Is China’s economy heading north or south? August indicators point in opposite directions
It was another strong month for manufacturing firms, but growth in the service continued to slow
With two of China’s economic indicators seemingly heading in opposite directions, local economists are debating whether the country’s US$11 trillion economy is entering a new growth phase.
Growth in China’s manufacturing sector accelerated in August, but the rate of expansion among the country’s service industries continued to slow, according to official figures released on Thursday.
The purchasing managers’ index for the manufacturing sector rose to 51.7 in the month, from 51.4 in July, though remained on a par with the June figure, the National Bureau of Statistics said.
Meanwhile, the non-manufacturing PMI, which measures activity in a range of service industries – from air travel to construction – fell to 53.4 in August from 54.5 in July and 54.9 in June. The August reading was its lowest since May last year.
Despite the differing trends of the two indexes, both readings for August were above the 50 point line that separates contraction from expansion. Economists at JPMorgan in Beijing were not overly surprised by the figures.

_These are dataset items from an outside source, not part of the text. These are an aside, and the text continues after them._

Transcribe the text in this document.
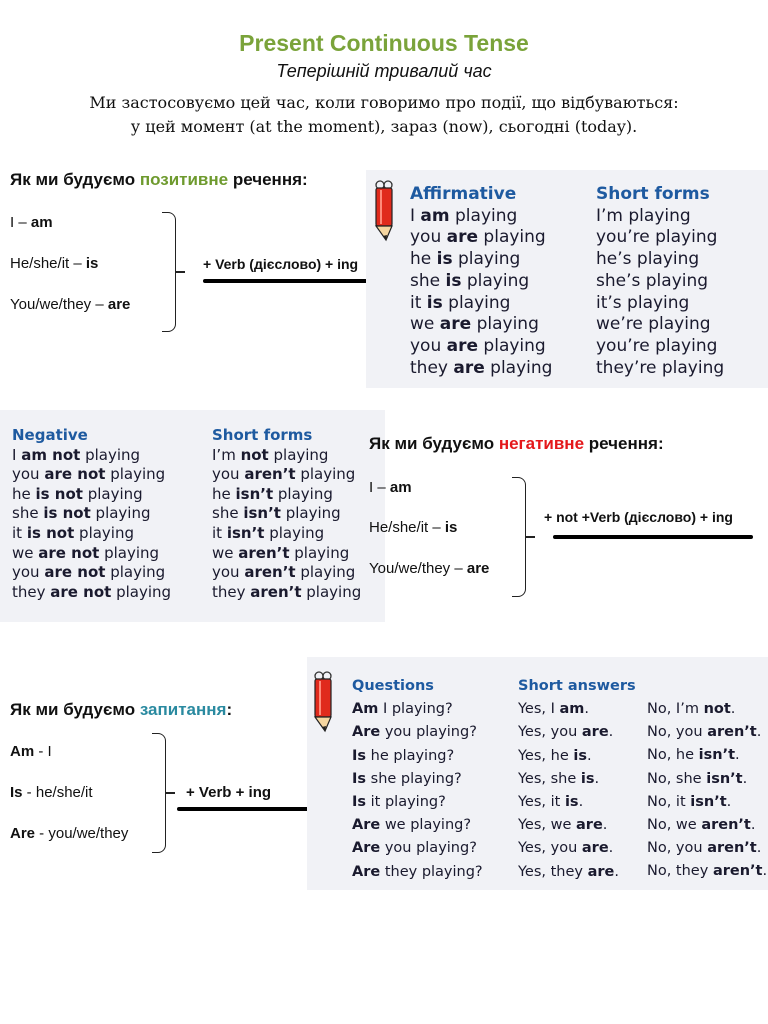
Present Continuous Tense
Теперішній тривалий час
Ми застосовуємо цей час, коли говоримо про події, що відбуваються:
у цей момент (at the moment), зараз (now), сьогодні (today).
Як ми будуємо позитивне речення:
I – am
He/she/it – is
You/we/they – are
+ Verb (дієслово) + ing
Affirmative
I am playing
you are playing
he is playing
she is playing
it is playing
we are playing
you are playing
they are playing
Short forms
I’m playing
you’re playing
he’s playing
she’s playing
it’s playing
we’re playing
you’re playing
they’re playing
Negative
I am not playing
you are not playing
he is not playing
she is not playing
it is not playing
we are not playing
you are not playing
they are not playing
Short forms
I’m not playing
you aren’t playing
he isn’t playing
she isn’t playing
it isn’t playing
we aren’t playing
you aren’t playing
they aren’t playing
Як ми будуємо негативне речення:
I – am
He/she/it – is
You/we/they – are
+ not +Verb (дієслово) + ing
Як ми будуємо запитання:
Am - I
Is - he/she/it
Are - you/we/they
+ Verb + ing
Questions
Am I playing?
Are you playing?
Is he playing?
Is she playing?
Is it playing?
Are we playing?
Are you playing?
Are they playing?
Short answers
Yes, I am.
Yes, you are.
Yes, he is.
Yes, she is.
Yes, it is.
Yes, we are.
Yes, you are.
Yes, they are.
No, I’m not.
No, you aren’t.
No, he isn’t.
No, she isn’t.
No, it isn’t.
No, we aren’t.
No, you aren’t.
No, they aren’t.
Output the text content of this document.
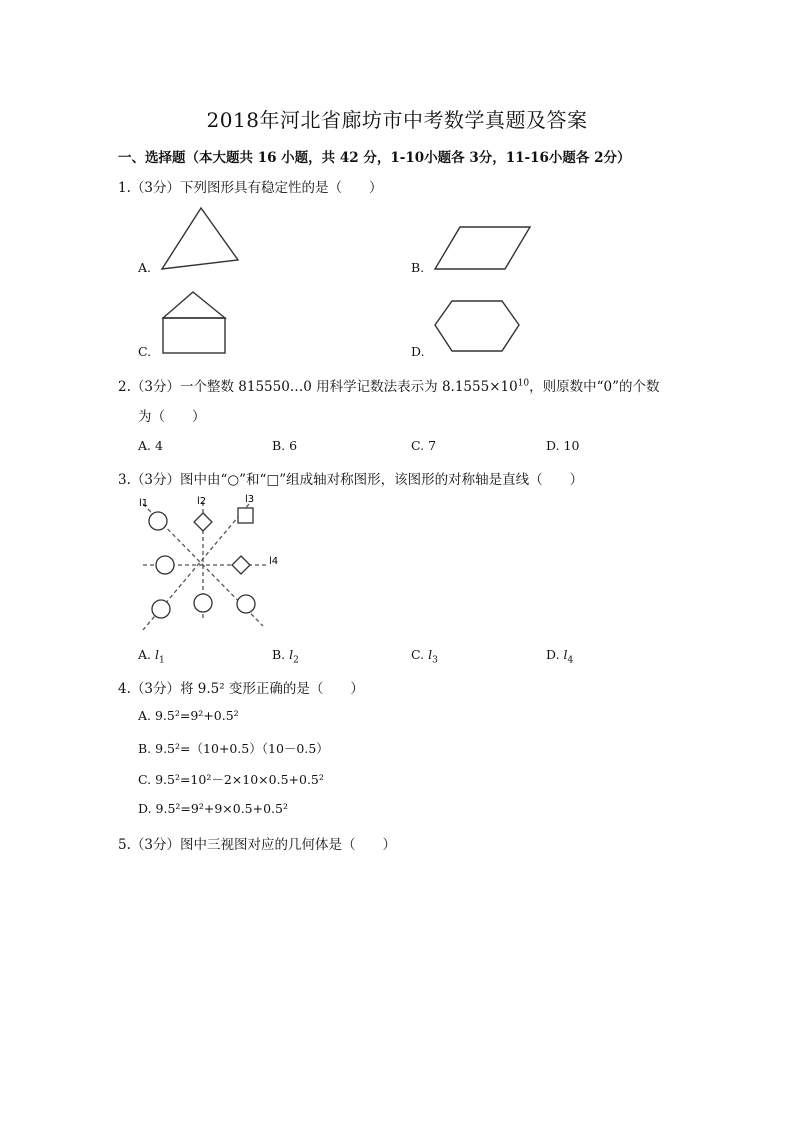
2018年河北省廊坊市中考数学真题及答案
一、选择题（本大题共 16 小题，共 42 分，1-10小题各 3分，11-16小题各 2分）
1.（3分）下列图形具有稳定性的是（　　）
A.	B.
C.	D.
2.（3分）一个整数 815550…0 用科学记数法表示为 $8.1555\times 10^{10}$，则原数中“0”的个数
为（　　）
A. 4	B. 6	C. 7	D. 10
3.（3分）图中由“○”和“□”组成轴对称图形，该图形的对称轴是直线（　　）
l1	l2	l3
l4
A. $l_1$	B. $l_2$	C. $l_3$	D. $l_4$
4.（3分）将 9.5² 变形正确的是（　　）
A. 9.5²=9²+0.5²
B. 9.5²=（10+0.5）（10－0.5）
C. 9.5²=10²－2×10×0.5+0.5²
D. 9.5²=9²+9×0.5+0.5²
5.（3分）图中三视图对应的几何体是（　　）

“The notable rebound in the August manufacturing PMI suggests that the broad-based disappointment in the July activity indicators was likely temporary, and will likely be followed by some decent rebounds in August,” they wrote in a research note.
A “benign” economic situation may offer a window for Beijing to address the headache of an elevated corporate debt burden, the note said.
Moody’s Investors Service on Thursday become the latest institution to revise up its forecast for China’s growth. The agency, which downgraded China’s sovereign rating earlier this year, said in a report that it now expects China’s GDP to grow by 6.8 per cent this year from its previous forecast of 6.6 per cent.
Zhang Yiping, an analyst with China Merchants Securities, said growth might accelerate in the third quarter to match the 6.9 per cent recorded in the first half of the year.
However, he warned that the widening gap between the prices of industrial raw materials and factories’ output might squeeze the profit margins of downstream businesses.
Also, while the recent rebound in the prices of coal and steel was a boon for large companies, the China Federation of Logistics and Purchasing, which compiles the PMI with the statistics bureau, said that activity in smaller manufacturing firms actually contracted in the month.
Smaller firms cannot react quickly enough to factor upstream price increases into their own product prices, which means they come under a lot of cost pressure, it said.
On the macroeconomic level, it warned that foreign trade barriers and disputes might damage China’s exports.
While the PMI reading for the services sector remained in positive territory in August, its deceleration was a cause for concern for JZ Securities’ chief economist Deng Haiqing.
“The service sector accounts for more than half of [China’s] GDP,” he wrote in a research note. “If the non-manufacturing PMI further weakens, it may lead to a slowdown in the economy.”
JPMorgan forecast a “moderate easing” of economic expansion in the third and fourth quarters, which would result in a full-year growth figure of 6.8 per cent, or slightly below the actual rate achieved in the first half.
China International Capital Corporation, one of the leading brokerage firms on the Chinese mainland, said it was cautiously optimistic about the country’s long-term growth prospects.
“Manufacturing upgrading will continue despite any short-term problems,” it said in a report. “As industrial companies have been cautious about expanding capacity [thus far], we are relatively optimistic about the future for investment and manufacturing profit growth.”